Saturday, February 1, 2014

The Africa Chesterton Never Knew

By G.K. Chesterton

A sleepy people, without priests or kings,
Dreamed here, men say, to drive us to the sea:
O let us drive ourselves! For it is free
And smells of honour and of English things.
How came we brawling by these bitter springs,
We of the North?—two kindly nations—we?
Though the dice rattles and the clear coin rings,
Here is no place for living men to be.
Leave them the gold that worked and whined for it,
Let them that have no nation anywhere
Be native here, and fat and full of bread;
But we, whose sins were human, we will quit
The land of blood, and leave these vultures there,
Noiselessly happy, feeding on the dead.

Alice C. Linsley

I am a great fan of the work of G.K. Chesterton and a member of the Louisville Chesterton Society. Each month we meet to discuss another of Chesterton's memorable writings. The conversation is often lively. We admire Chesterton's intellect and commitment to the received tradition or the "faith once delivered" to the saints, yet we also recognize his weaknesses and prejudices, for which he makes no apologies.

Chesterton reflects his time and ethnicity. He lived before the major discoveries in anthropology that would have enhanced his 1908 portrayal of archaic man in Orthodoxy and he shared the typical British disdain for the inhabitants of that "dark continent" Africa.

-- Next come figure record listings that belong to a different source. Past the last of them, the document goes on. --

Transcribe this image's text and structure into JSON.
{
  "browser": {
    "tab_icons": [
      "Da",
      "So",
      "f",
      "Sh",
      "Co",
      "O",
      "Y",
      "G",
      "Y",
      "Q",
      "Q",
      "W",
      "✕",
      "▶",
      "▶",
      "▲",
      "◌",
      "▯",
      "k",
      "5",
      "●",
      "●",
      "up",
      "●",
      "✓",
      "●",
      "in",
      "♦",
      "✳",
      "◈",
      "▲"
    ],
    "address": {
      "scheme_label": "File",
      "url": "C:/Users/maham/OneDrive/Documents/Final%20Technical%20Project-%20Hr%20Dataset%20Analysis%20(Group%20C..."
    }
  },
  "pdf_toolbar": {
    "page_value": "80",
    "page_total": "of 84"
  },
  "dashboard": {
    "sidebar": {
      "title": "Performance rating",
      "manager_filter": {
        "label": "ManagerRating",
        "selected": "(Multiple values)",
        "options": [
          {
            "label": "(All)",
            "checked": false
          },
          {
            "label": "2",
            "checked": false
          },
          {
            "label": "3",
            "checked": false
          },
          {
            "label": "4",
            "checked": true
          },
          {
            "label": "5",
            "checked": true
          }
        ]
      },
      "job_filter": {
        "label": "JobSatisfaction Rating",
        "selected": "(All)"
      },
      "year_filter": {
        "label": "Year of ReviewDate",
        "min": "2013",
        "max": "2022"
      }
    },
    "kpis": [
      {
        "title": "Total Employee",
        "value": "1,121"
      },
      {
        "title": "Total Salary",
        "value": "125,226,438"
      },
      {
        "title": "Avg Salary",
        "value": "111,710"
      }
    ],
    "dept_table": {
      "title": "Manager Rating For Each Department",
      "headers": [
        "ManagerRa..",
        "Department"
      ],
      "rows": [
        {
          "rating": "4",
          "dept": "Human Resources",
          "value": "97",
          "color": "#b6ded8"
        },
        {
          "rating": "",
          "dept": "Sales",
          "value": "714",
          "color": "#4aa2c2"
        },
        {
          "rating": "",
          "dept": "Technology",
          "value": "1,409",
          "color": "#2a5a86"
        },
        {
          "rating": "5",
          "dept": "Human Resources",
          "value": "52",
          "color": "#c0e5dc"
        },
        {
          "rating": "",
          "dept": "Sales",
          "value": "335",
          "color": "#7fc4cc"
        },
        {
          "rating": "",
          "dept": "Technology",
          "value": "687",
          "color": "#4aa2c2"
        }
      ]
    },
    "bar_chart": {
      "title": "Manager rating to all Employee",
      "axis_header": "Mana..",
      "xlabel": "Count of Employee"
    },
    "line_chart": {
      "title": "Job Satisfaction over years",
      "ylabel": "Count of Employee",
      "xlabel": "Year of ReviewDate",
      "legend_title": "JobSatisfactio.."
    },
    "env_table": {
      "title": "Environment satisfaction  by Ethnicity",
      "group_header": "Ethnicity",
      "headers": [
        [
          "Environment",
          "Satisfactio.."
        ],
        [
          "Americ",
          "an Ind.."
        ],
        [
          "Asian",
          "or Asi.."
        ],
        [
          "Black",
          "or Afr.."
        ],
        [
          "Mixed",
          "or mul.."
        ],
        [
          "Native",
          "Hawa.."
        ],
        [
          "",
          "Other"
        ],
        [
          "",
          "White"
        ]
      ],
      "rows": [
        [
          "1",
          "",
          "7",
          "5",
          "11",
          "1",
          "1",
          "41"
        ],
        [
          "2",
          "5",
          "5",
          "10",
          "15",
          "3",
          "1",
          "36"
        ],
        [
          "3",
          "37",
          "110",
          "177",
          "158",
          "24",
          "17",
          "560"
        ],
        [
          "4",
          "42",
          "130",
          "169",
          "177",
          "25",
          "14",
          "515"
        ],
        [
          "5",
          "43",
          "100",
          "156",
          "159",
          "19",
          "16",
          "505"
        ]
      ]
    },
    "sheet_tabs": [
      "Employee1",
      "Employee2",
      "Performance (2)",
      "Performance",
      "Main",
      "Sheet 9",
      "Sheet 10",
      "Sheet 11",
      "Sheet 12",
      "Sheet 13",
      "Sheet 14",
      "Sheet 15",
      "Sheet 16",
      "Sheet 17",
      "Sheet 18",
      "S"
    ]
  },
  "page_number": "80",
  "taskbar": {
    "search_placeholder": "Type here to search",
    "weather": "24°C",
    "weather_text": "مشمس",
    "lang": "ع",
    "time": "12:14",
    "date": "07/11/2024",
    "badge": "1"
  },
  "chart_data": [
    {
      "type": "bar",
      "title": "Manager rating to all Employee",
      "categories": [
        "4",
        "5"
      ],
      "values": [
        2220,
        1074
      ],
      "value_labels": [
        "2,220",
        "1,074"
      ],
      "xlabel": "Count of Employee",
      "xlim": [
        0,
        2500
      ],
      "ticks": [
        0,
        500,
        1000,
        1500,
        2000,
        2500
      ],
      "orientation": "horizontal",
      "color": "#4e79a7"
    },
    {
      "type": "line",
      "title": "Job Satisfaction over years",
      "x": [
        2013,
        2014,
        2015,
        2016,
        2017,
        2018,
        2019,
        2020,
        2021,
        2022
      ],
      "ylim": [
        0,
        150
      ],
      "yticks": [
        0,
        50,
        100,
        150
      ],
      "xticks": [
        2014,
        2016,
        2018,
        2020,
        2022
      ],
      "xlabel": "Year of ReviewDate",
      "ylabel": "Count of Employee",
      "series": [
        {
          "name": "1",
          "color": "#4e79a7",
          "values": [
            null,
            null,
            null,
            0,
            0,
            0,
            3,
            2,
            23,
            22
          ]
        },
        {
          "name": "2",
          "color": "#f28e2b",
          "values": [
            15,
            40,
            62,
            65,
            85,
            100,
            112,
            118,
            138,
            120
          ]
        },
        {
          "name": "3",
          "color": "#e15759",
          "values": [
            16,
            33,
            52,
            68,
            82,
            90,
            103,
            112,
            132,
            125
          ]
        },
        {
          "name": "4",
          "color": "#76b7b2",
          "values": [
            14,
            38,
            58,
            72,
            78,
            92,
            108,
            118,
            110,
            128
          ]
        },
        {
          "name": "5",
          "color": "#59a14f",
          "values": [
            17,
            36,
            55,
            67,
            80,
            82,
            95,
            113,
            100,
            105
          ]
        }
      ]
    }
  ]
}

In his poem Lepanto, he contrasts the light of Europe with the "death-light of Africa" and speaks of how the struggle against darkness is to be expected in this life. His poem Africa reflects his view of the Boer War fought between the British Empire and the two South African Boer republics. Chesterton considered this a war of British imperial expansion motivated by greed for gold and diamonds and he did not support it.

Chesterton's opposition to imperialism (he opposed Hitler for the same reason) is commendable, but his opening line - A sleepy people, without priests or kings - is regrettable. It presents an inaccurate picture of the origins of the very priesthood that Chesterton regarded as essential to Christianity.

Africa was never without priests and kings. It is the point of origin of the oldest known priesthood and the oldest known line of rulers. Africa is the urheimat of all the practices associated with the ruler-priests of ancient Israel, the Habiru (Hebrew). Among the Habiru were the Shasu whose name for the Creator was YHWH. They were Nubians. The Christian priesthood emerges from the priesthood of the Horites, that ancient caste of ruler-priests who anticipated the coming the Seed of Ra by the overshadowing of one of their virgins

Biblical Anthropology has served to uncover what has been hidden behind racist interpretations of the Bible for too long. Today Africa is recognized as the cradle of modern humans, the crucible from which the linguistic diversity of modern languages came forth; the land where men were first circumcised and animals first sacrificed to cover sins.

Almighty God, who didst grant to thy servant Gilbert the gift of a ready tongue and pen, and didst endue him with zeal to use the same in thy service: Mercifully grant to each of us, that we may well and truly answer anyone who asks of us a reason for the hope that is in us; through Jesus Christ our Lord, who liveth and reigneth with thee and the Holy Spirit, one God, now and for ever.